By Aryeh Weinstein
As a longtime resident of Lakewood, I have watched with pride as our community has grown by leaps and bounds, the kol Torah resonating louder and louder with every passing year.
Finding ourselves as we are now in the midst of sefiras ha’omer, I am both mystified and pained by the news that a Lag BaOmer event for Lakewood-area children that was scheduled to be held at the FirstEnergy Park parking lot was banned based on what appears to be misinformation.
I personally have close ties to Beis Medrash Govoha and its esteemed roshei yeshiva and appreciate full well that the importance of our community’s long standing policies disallowing concerts or holding any events of any sort in the stadium.

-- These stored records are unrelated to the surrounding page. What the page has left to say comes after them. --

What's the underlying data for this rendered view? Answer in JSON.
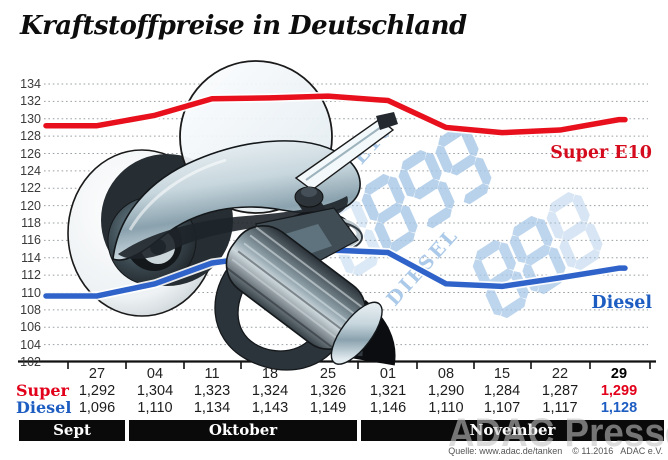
{
  "title": "Kraftstoffpreise in Deutschland",
  "source": "Quelle: www.adac.de/tanken    © 11.2016   ADAC e.V.",
  "watermark": "ADAC Presse",
  "series_labels": {
    "super": "Super E10",
    "diesel": "Diesel"
  },
  "colors": {
    "super_red": "#e8101c",
    "super_label_red": "#d40c1e",
    "diesel_blue": "#2f63c9",
    "diesel_label_blue": "#1d5dc2",
    "digits_light_blue": "#a7c7e7",
    "month_bar_black": "#0a0a0a",
    "grid_gray": "#9aa0a3"
  },
  "background_display": {
    "groups": [
      {
        "digits": "0899",
        "label": "SUPER E10"
      },
      {
        "digits": "888",
        "label": "DIESEL"
      }
    ]
  },
  "chart_data": {
    "type": "line",
    "title": "Kraftstoffpreise in Deutschland",
    "xlabel": "",
    "ylabel": "",
    "ylim": [
      102,
      134
    ],
    "y_ticks": [
      134,
      132,
      130,
      128,
      126,
      124,
      122,
      120,
      118,
      116,
      114,
      112,
      110,
      108,
      106,
      104,
      102
    ],
    "grid": "horizontal-dotted",
    "legend_position": "line-end-right",
    "x_tick_labels": [
      "27",
      "04",
      "11",
      "18",
      "25",
      "01",
      "08",
      "15",
      "22",
      "29"
    ],
    "months": [
      {
        "label": "Sept",
        "columns": [
          0,
          0
        ]
      },
      {
        "label": "Oktober",
        "columns": [
          1,
          4
        ]
      },
      {
        "label": "November",
        "columns": [
          5,
          9
        ]
      }
    ],
    "series": [
      {
        "name": "Super E10",
        "color": "#e8101c",
        "values": [
          129.2,
          130.4,
          132.3,
          132.4,
          132.6,
          132.1,
          129.0,
          128.4,
          128.7,
          129.9
        ]
      },
      {
        "name": "Diesel",
        "color": "#2f63c9",
        "values": [
          109.6,
          111.0,
          113.4,
          114.3,
          114.9,
          114.6,
          111.0,
          110.7,
          111.7,
          112.8
        ]
      }
    ],
    "table": {
      "rows": [
        {
          "label": "Super",
          "color": "#e2001a",
          "values": [
            "1,292",
            "1,304",
            "1,323",
            "1,324",
            "1,326",
            "1,321",
            "1,290",
            "1,284",
            "1,287",
            "1,299"
          ]
        },
        {
          "label": "Diesel",
          "color": "#1d5dc2",
          "values": [
            "1,096",
            "1,110",
            "1,134",
            "1,143",
            "1,149",
            "1,146",
            "1,110",
            "1,107",
            "1,117",
            "1,128"
          ]
        }
      ],
      "last_column_bold": true
    }
  }
}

But this Lag BaOmer event, organized jointly by several local Chabads and sponsored by respected local institutions and businesses, was constructed with all of those standards in mind.

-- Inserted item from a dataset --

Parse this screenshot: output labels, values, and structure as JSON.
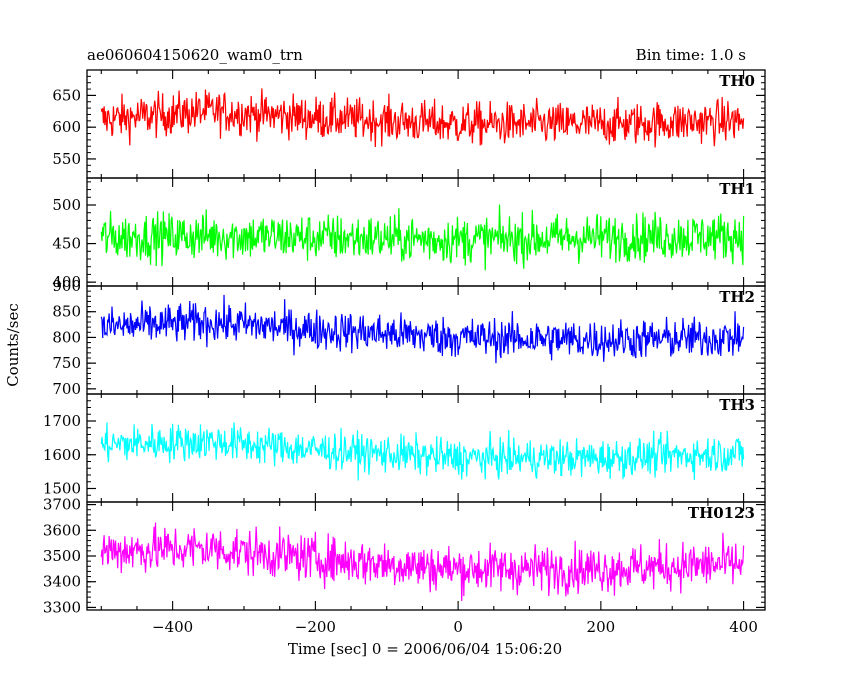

Scheduled to take place on Friday afternoon after school, this event is taking place in the parking lot, not within the stadium itself, with a program of Tehillim on behalf of acheinu Bnei Yisroel, a puppet show and a story teller. And while yes, there will be some live zemiros with Benny Friedman, it is just one of several components of the program, making it difficult to even to classify this as a concert.
Ironically, the program is quite similar to that of another event being held in the same location on Thursday night, one that for whatever reason, has been deemed as being in keeping with community standards.

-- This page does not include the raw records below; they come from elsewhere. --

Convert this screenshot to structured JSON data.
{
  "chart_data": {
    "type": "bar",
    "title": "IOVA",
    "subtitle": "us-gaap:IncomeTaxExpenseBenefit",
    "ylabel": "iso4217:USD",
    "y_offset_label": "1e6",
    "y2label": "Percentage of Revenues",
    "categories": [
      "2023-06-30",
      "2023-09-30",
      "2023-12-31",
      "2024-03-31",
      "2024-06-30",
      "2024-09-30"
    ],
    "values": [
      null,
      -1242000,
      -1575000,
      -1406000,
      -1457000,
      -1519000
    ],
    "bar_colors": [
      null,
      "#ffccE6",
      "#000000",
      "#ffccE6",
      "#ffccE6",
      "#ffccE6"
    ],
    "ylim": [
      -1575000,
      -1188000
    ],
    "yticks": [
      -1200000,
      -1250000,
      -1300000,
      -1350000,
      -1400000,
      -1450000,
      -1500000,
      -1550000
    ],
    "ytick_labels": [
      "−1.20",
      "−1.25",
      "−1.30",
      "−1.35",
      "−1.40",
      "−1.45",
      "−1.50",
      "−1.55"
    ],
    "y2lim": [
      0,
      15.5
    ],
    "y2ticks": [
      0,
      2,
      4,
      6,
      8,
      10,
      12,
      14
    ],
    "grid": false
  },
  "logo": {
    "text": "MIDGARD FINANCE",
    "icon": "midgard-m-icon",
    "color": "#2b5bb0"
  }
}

I can only surmise that this beautiful celebration was incorrectly described to the roshei yeshiva as a concert in the stadium, given the letter that was sent out to Lakewood parents urging them not to send their children. And it is exceedingly painful to hear that people masquerading as the event organizers have been making robocalls falsely suggesting that Chabad messaging will be at play here, when nothing could be farther from the truth.
The goal behind this event was very simple. In keeping with the time-honored tradition of celebrating Lag BaOmer, why not create a program that all community children could enjoy, one that balances Torah with fun, while holding strong to the values and standards that define who we are? It is a sad day in Lakewood when there are those who are intentionally seeking to be divisive and are deliberately misrepresenting facts to our revered roshei yeshiva during a period when we should be focusing on achdus and Rabbi Akiva’s timeless message of v’ahavta l’reyacha kamocha.
I can only hope that this mistake will be rectified on behalf of our children, who should have the opportunity to celebrate Lag BaOmer with Torah-true simcha.